C'est la dernière photo d'une longue série qui a commencé en septembre 2015. Une nouvelle image choquante a été prise par l'ONG allemande Sea-Watch. L'organisation humanitaire souhaite alerter l’Union européenne sur les conséquences de sa politique étrangère. Sur le cliché insoutenable, figure en gros plan un enfant noir, probablement âgé de quelques mois, qui gît dans les bras de l’un des sauveteurs. Une nouvelle image choquante prise par l'ONG allemande. "Le petit réfugié noyé en méditerranée" titre Paris Match qui floute le visage du bébé. Il n'est pas flouté sur le site du Huffington post, ni sur celui du Monde qui titre "La mort en face". L'enfant a péri vendredi 27 mai dans le naufrage de l'embarcation sur laquelle il se trouvait avec sa famille, entre la Libye et l'Italie, comme des milliers d'autres personnes dans l'espoir de gagner l'Europe.

Libération publie la photo dans ses pages ce matin en la recadrant. On ne voit pas le regard du bébé, par respect pour lui et sa famille explique Libé qui titre : "L'image à laquelle on n'aurait pas dû s'habituer". "Il y a dans cette photo à peu près tout ce que contenait celle du petit Aylan, un enfant mort pour rien, un adulte impuissant, pas de coupable à l'horizon, juste une tristesse qui monte toute seule, prête à l'emploi", écrit Frantz Durupt.
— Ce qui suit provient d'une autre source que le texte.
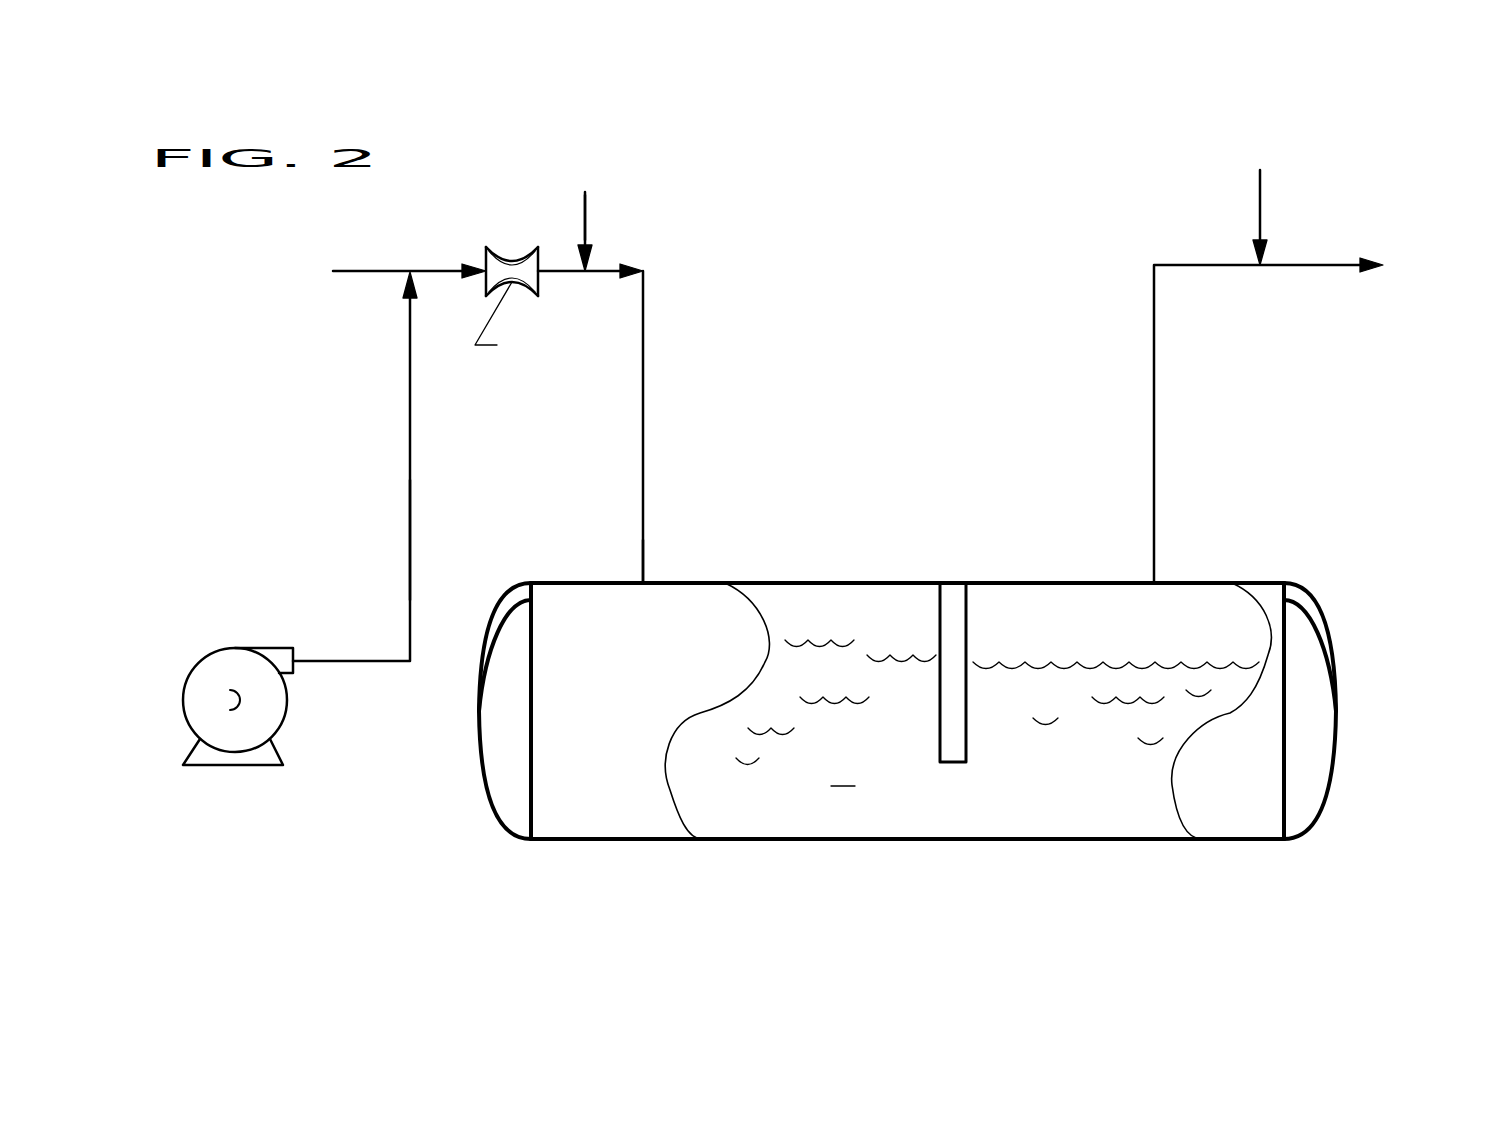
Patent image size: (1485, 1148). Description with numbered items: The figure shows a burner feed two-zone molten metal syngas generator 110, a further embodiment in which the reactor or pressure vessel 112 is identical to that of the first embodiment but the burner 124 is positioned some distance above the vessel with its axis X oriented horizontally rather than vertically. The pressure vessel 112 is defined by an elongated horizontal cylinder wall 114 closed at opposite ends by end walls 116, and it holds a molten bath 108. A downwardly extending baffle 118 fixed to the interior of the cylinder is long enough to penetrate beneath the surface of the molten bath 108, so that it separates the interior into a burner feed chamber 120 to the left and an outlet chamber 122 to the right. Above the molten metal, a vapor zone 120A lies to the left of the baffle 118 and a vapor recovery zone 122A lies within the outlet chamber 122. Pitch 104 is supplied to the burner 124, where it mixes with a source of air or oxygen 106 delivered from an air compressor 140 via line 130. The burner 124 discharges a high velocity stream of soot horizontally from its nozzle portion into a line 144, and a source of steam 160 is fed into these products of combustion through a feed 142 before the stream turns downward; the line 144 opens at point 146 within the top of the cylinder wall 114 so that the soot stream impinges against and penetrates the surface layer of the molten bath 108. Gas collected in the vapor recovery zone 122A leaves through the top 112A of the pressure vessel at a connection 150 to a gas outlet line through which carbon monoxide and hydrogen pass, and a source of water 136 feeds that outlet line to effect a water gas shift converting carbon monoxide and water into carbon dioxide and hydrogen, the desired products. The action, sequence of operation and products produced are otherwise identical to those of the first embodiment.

The pitch 104 is at (367, 263).
The air or oxygen 106 is at (408, 452).
The molten bath 108 is at (920, 736).
The burner feed two-zone molten metal syngas generator 110 is at (873, 397).
The pressure vessel 112 is at (564, 840).
The top of the pressure vessel 112A is at (989, 583).
The cylinder wall 114 is at (1262, 583).
The end walls 116 is at (492, 709).
The baffle 118 is at (940, 600).
The burner feed chamber 120 is at (353, 272).
The vapor zone 120A is at (832, 621).
The outlet chamber 122 is at (1115, 822).
The vapor recovery zone 122A is at (1228, 642).
The burner 124 is at (512, 256).
The line 130 is at (412, 525).
The source of water 136 is at (1274, 200).
The air compressor 140 is at (267, 716).
The feed 142 is at (587, 222).
The line 144 is at (645, 417).
The point 146 is at (645, 572).
The connection to gas outlet line 150 is at (1155, 583).
The steam 160 is at (621, 204).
Pour autant, constate le journaliste du quotidien, "cette image ne provoque pas la sensation attendue". Hier soir, presque 80 heures après sa première diffusion par l'agence Reuters, elle n'a pas fait réagir grand monde sur les réseaux sociaux. Peut-être y a-t-il dans la démarche de Sea-Watch, quelque chose de l'apprentissage en sorcellerie. Peut-être aussi qu'il faut arrêter de ne compter que sur des photos pour changer le monde.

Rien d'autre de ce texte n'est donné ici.